La noche del 25 de abril en el radio junto a su cama escucha el estreno de su canción Soy como soy en la voz de René Cabel: Soy como soy/ y no como tú quieras, /que culpa tengo yo de ser así/ si vas a quererme/ quiéreme/ y no intentes hacerme, / como te venga bien a ti…).
Su pecho se agita, corren lágrimas por sus mejillas, le viene un golpe de tos con sangre. Su hermana corre al pasillo buscando un facultativo, pero cuando regresan a la habitación Pedro yace recostado a la almohada. En la noche mansa estallaron los lamentos.
¿En quién pensaría en sus últimos minutos cuando quedó solo con su música en el éter? ¿En la vida misma?
No murió de tuberculosis como cuenta el mito. Si hubiese tenido una enfermedad infectocontagiosa, la ley prohibiría internarlo en las Damas de la Covadonga. Por esos años, la tisis solo era tratada en el sanatorio La Esperanza o en el hospital Las Ánimas. El certificado de defunción declaraba que falleció de anoxemia, bronconeumonía. Lo enterraron en su natal ciudad.
El mundo estaba triste ese lunes. Fue tendido en la casa de sus padres, por donde desfiló el pueblo vueltabajero para rendirle el último tributo. El ataúd fue cubierto con la bandera cubana y la de los Caballeros católicos. El cortejo recorrió la calle Martí en dirección contraria al tránsito paralizando la circulación de vehículos. A su paso, todos los comercios cerraron sus puertas y desde los balcones arrojaron flores.
Rosa América escribió una nota póstuma para la prensa. En público ella declaraba ser admiradora y amiga: “Se han cerrado para siempre los ojos grandes y soñadores de Pedro Junco, precisamente en los momentos en que el embrujo de su música, en rápida ascensión se imponía fuera de nuestras fronteras… Su vida la matizó el amor, pero sin pasiones violentas, su vida fue acrisolada y caballeresca, un amor imposible…”.
María Victoria colocó una losa en el panteón de los Junco Redondas, en la que no faltaron sus flores durante muchísimo tiempo. Nunca lo perdonó, pero lo recordó siempre.

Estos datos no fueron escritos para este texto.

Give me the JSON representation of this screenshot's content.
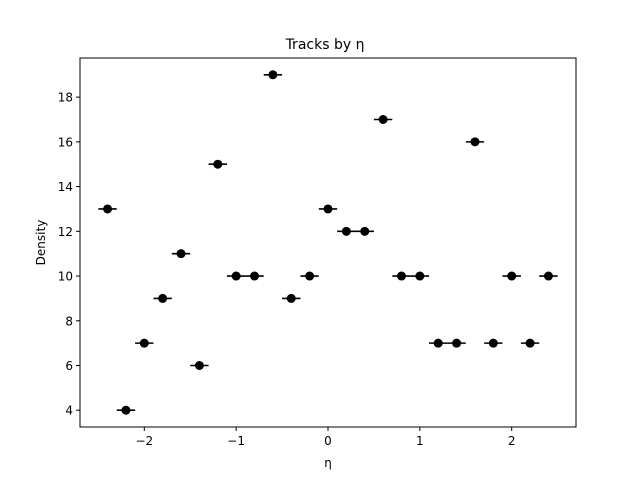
{
  "chart_data": {
    "type": "scatter",
    "title": "Tracks by η",
    "xlabel": "η",
    "ylabel": "Density",
    "xlim": [
      -2.7,
      2.7
    ],
    "ylim": [
      3.25,
      19.75
    ],
    "xticks": [
      -2,
      -1,
      0,
      1,
      2
    ],
    "xtick_labels": [
      "−2",
      "−1",
      "0",
      "1",
      "2"
    ],
    "yticks": [
      4,
      6,
      8,
      10,
      12,
      14,
      16,
      18
    ],
    "ytick_labels": [
      "4",
      "6",
      "8",
      "10",
      "12",
      "14",
      "16",
      "18"
    ],
    "grid": false,
    "x_error": 0.1,
    "marker_color": "#000000",
    "points": [
      {
        "x": -2.4,
        "y": 13
      },
      {
        "x": -2.2,
        "y": 4
      },
      {
        "x": -2.0,
        "y": 7
      },
      {
        "x": -1.8,
        "y": 9
      },
      {
        "x": -1.6,
        "y": 11
      },
      {
        "x": -1.4,
        "y": 6
      },
      {
        "x": -1.2,
        "y": 15
      },
      {
        "x": -1.0,
        "y": 10
      },
      {
        "x": -0.8,
        "y": 10
      },
      {
        "x": -0.6,
        "y": 19
      },
      {
        "x": -0.4,
        "y": 9
      },
      {
        "x": -0.2,
        "y": 10
      },
      {
        "x": 0.0,
        "y": 13
      },
      {
        "x": 0.2,
        "y": 12
      },
      {
        "x": 0.4,
        "y": 12
      },
      {
        "x": 0.6,
        "y": 17
      },
      {
        "x": 0.8,
        "y": 10
      },
      {
        "x": 1.0,
        "y": 10
      },
      {
        "x": 1.2,
        "y": 7
      },
      {
        "x": 1.4,
        "y": 7
      },
      {
        "x": 1.6,
        "y": 16
      },
      {
        "x": 1.8,
        "y": 7
      },
      {
        "x": 2.0,
        "y": 10
      },
      {
        "x": 2.2,
        "y": 7
      },
      {
        "x": 2.4,
        "y": 10
      }
    ]
  }
}
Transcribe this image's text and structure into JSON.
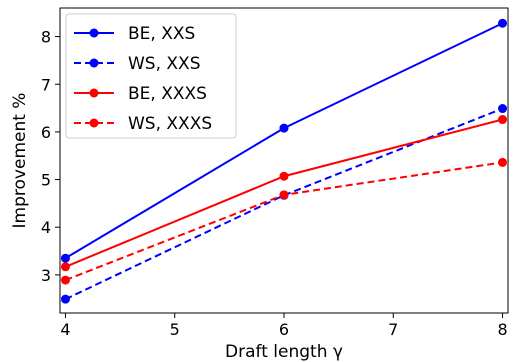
{
  "chart_data": {
    "type": "line",
    "title": "",
    "xlabel": "Draft length γ",
    "ylabel": "Improvement %",
    "xlim": [
      3.95,
      8.05
    ],
    "ylim": [
      2.2,
      8.6
    ],
    "xticks": [
      "4",
      "5",
      "6",
      "7",
      "8"
    ],
    "yticks": [
      "3",
      "4",
      "5",
      "6",
      "7",
      "8"
    ],
    "grid": false,
    "legend_position": "top-left",
    "series": [
      {
        "name": "BE, XXS",
        "color": "#0000ff",
        "dash": false,
        "x": [
          4,
          6,
          8
        ],
        "y": [
          3.35,
          6.08,
          8.28
        ]
      },
      {
        "name": "WS, XXS",
        "color": "#0000ff",
        "dash": true,
        "x": [
          4,
          6,
          8
        ],
        "y": [
          2.49,
          4.67,
          6.49
        ]
      },
      {
        "name": "BE, XXXS",
        "color": "#ff0000",
        "dash": false,
        "x": [
          4,
          6,
          8
        ],
        "y": [
          3.17,
          5.07,
          6.26
        ]
      },
      {
        "name": "WS, XXXS",
        "color": "#ff0000",
        "dash": true,
        "x": [
          4,
          6,
          8
        ],
        "y": [
          2.89,
          4.68,
          5.36
        ]
      }
    ]
  }
}
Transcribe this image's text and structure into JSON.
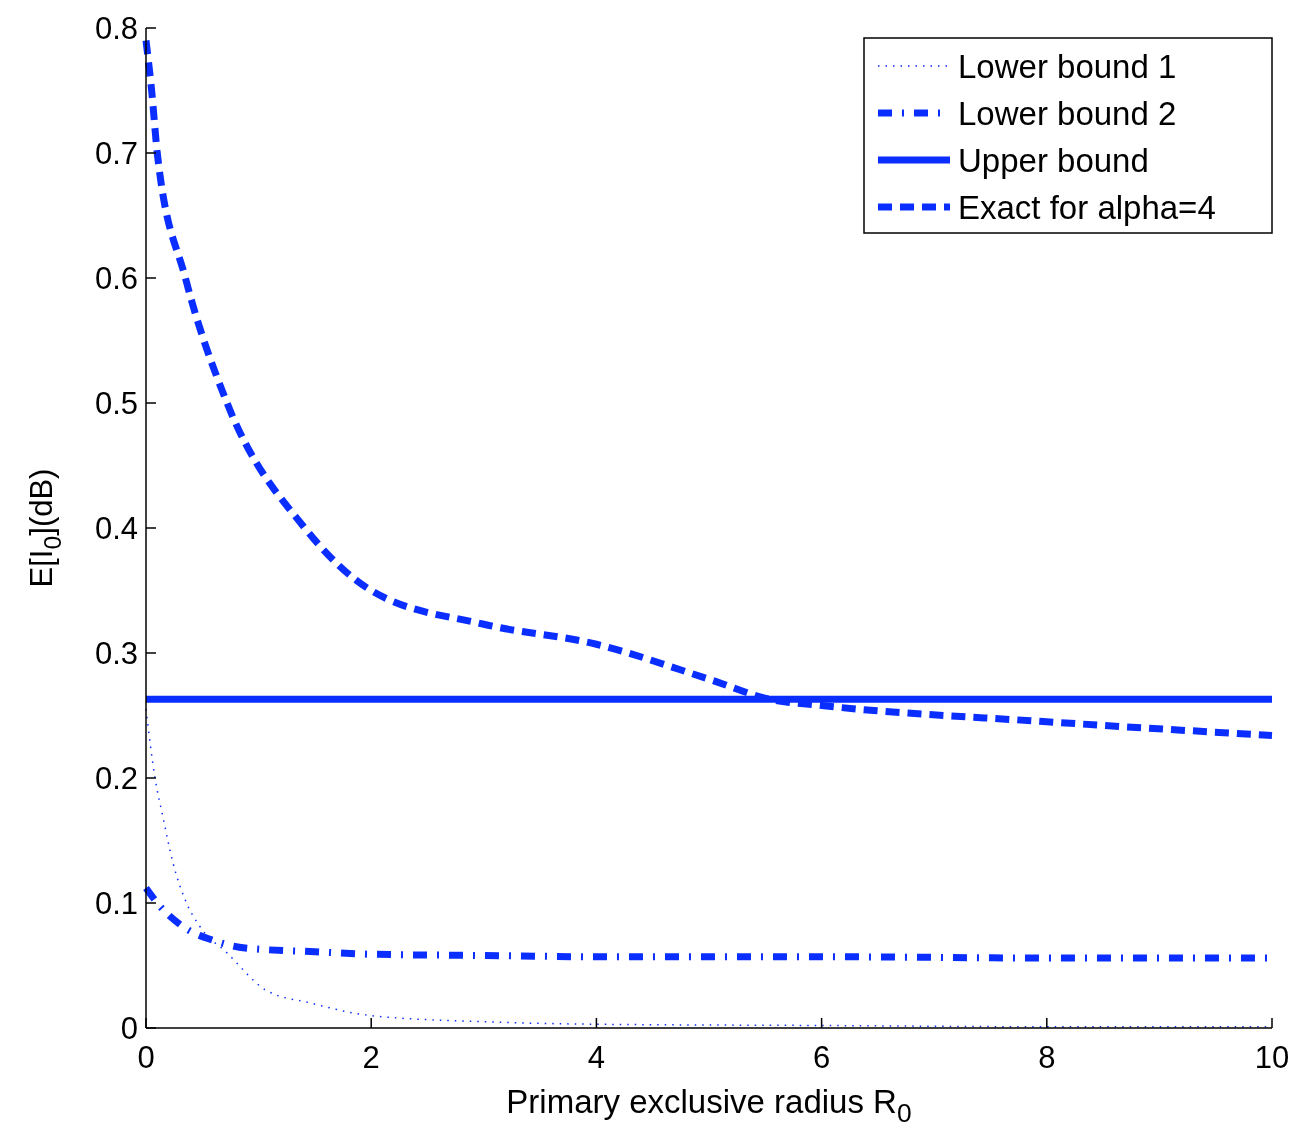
{
  "chart_data": {
    "type": "line",
    "xlabel": "Primary exclusive radius R$_{0}$",
    "ylabel": "E[I$_{0}$](dB)",
    "xlim": [
      0,
      10
    ],
    "ylim": [
      0,
      0.8
    ],
    "xticks": [
      0,
      2,
      4,
      6,
      8,
      10
    ],
    "yticks": [
      0,
      0.1,
      0.2,
      0.3,
      0.4,
      0.5,
      0.6,
      0.7,
      0.8
    ],
    "legend": "top right",
    "grid": false,
    "series": [
      {
        "name": "Lower bound 1",
        "color": "#0a2eff",
        "line_style": "dotted",
        "x": [
          0,
          0.08,
          0.15,
          0.24,
          0.36,
          0.48,
          0.72,
          1.07,
          1.46,
          1.99,
          3,
          4,
          6,
          8,
          10
        ],
        "values": [
          0.255,
          0.2,
          0.169,
          0.132,
          0.1,
          0.081,
          0.06,
          0.03,
          0.02,
          0.01,
          0.005,
          0.003,
          0.002,
          0.001,
          0.001
        ]
      },
      {
        "name": "Lower bound 2",
        "color": "#0a2eff",
        "line_style": "dashdot",
        "x": [
          0,
          0.1,
          0.33,
          0.6,
          0.88,
          1.5,
          2,
          3,
          4,
          6,
          8,
          10
        ],
        "values": [
          0.112,
          0.1,
          0.081,
          0.07,
          0.064,
          0.061,
          0.059,
          0.058,
          0.057,
          0.057,
          0.056,
          0.056
        ]
      },
      {
        "name": "Upper bound",
        "color": "#0a2eff",
        "line_style": "solid",
        "x": [
          0,
          10
        ],
        "values": [
          0.263,
          0.263
        ]
      },
      {
        "name": "Exact for alpha=4",
        "color": "#0a2eff",
        "line_style": "dashed",
        "x": [
          0,
          0.05,
          0.1,
          0.35,
          0.72,
          1.41,
          2,
          3,
          4,
          5,
          5.54,
          6,
          8,
          10
        ],
        "values": [
          0.79,
          0.75,
          0.7,
          0.6,
          0.5,
          0.4,
          0.35,
          0.323,
          0.307,
          0.279,
          0.263,
          0.258,
          0.245,
          0.234
        ]
      }
    ]
  }
}
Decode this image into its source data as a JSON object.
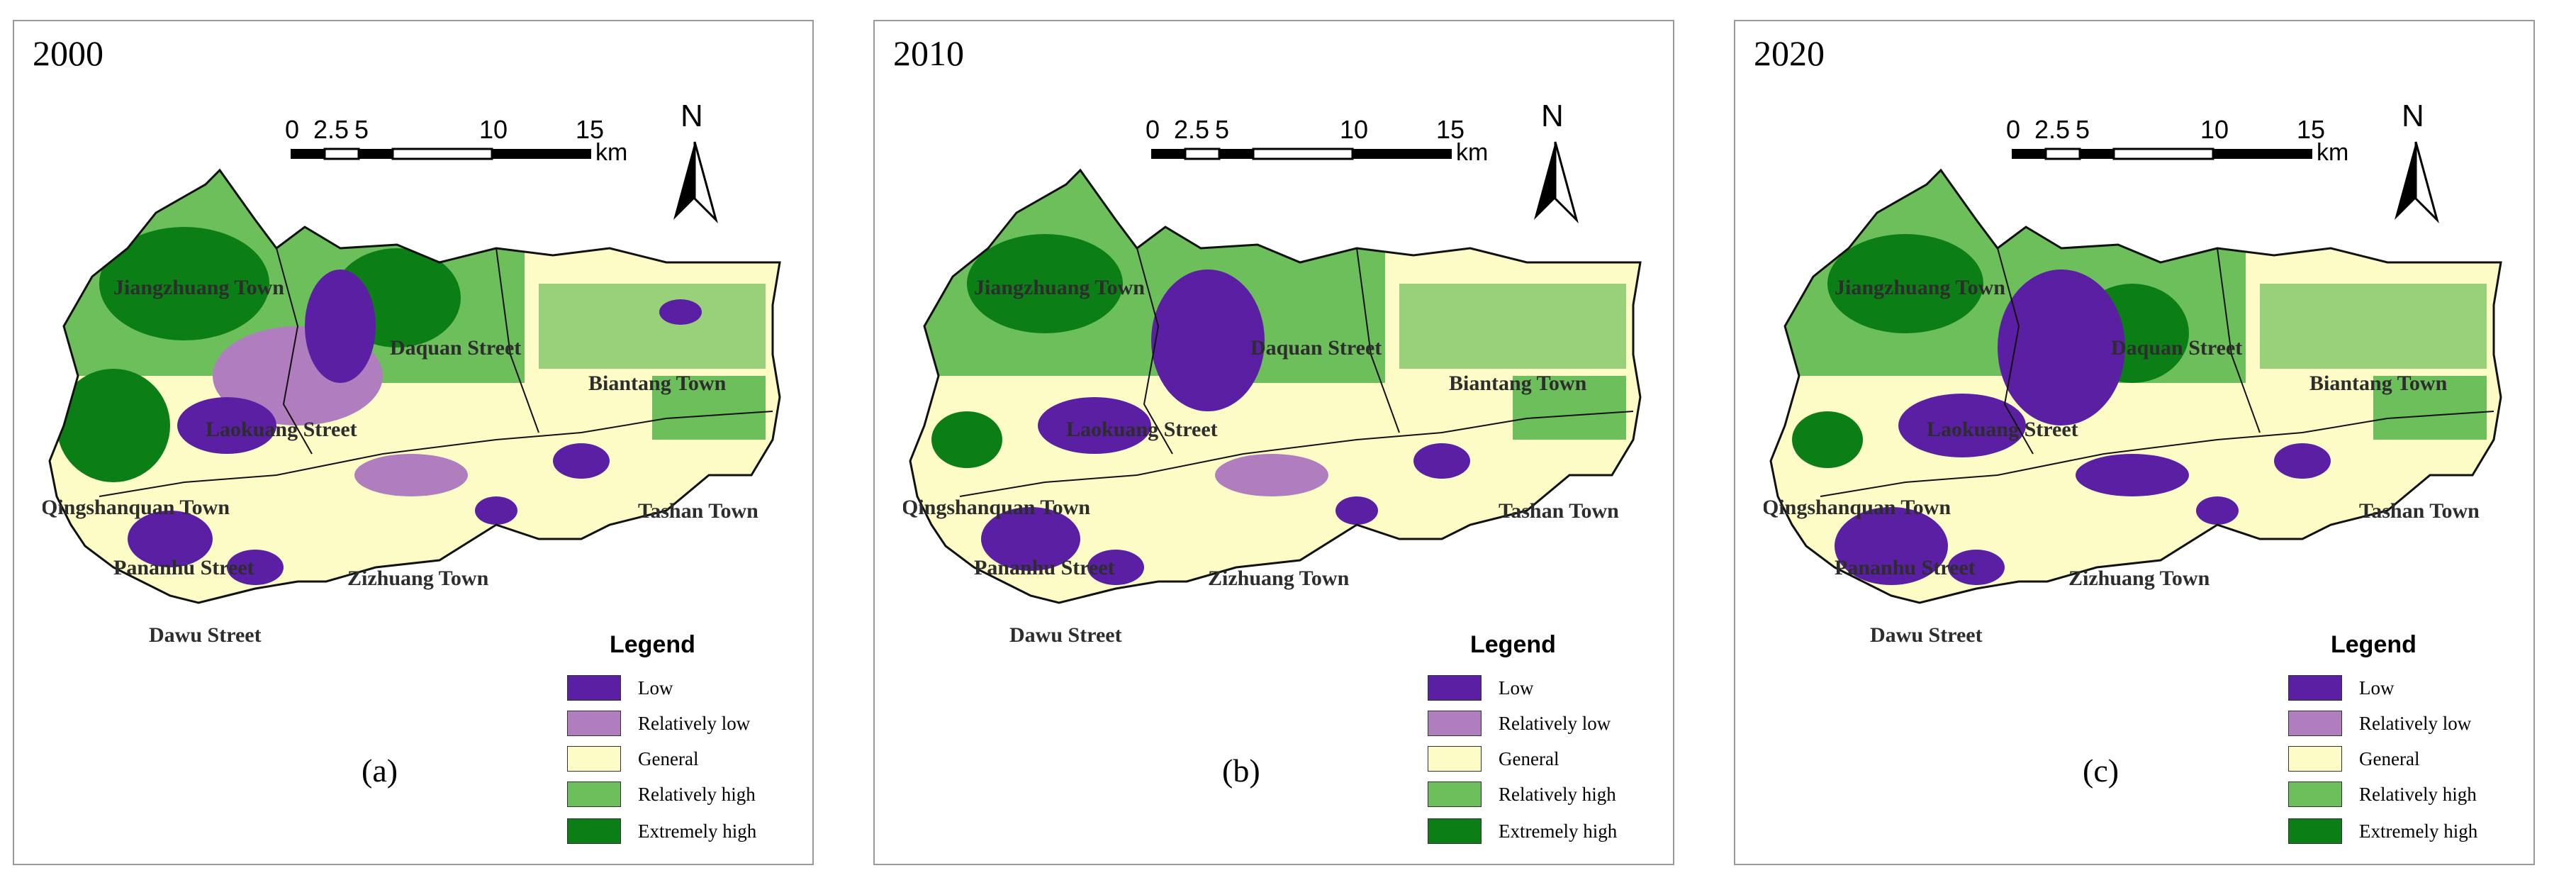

Al morir dejaba en su cuaderno, escritas en tinta verde, las letras de 36 canciones, en su mayoría inéditas y cuya música se ignora porque nunca las transcribió en notas y claves. Eso es otro de sus enigmas.
La casa de los Junco Redondas es hoy la sede de la Uneac en Vueltabajo. En la sala está dispuesto un piano de cola que no perteneció a Pedro porque fue traído después a la institución; pero uno no puede frenar presentirlo con su traje beige, estilo Glenn Plaid de hombros extra anchos para resaltar su silueta de atleta. Las manos en el teclado, zapato Oxford de dos tonos sobre el pedal. En el atril, Nosotros.
Y allí la musa, con un vestido primaveral, de talle corto y mangas aglobadas, con su falda abriéndose en amplio vuelo; apoyada sobre la tapa de caoba. Vibra con la pulsación del instrumento.
Cuando el visitante avanza por el recinto puede sentir un suave aroma a rosas o a mar moviéndose en la opacidad del amanecer. Si presta verdadera atención, escuchará las notas de un piano en el hechizo del aire.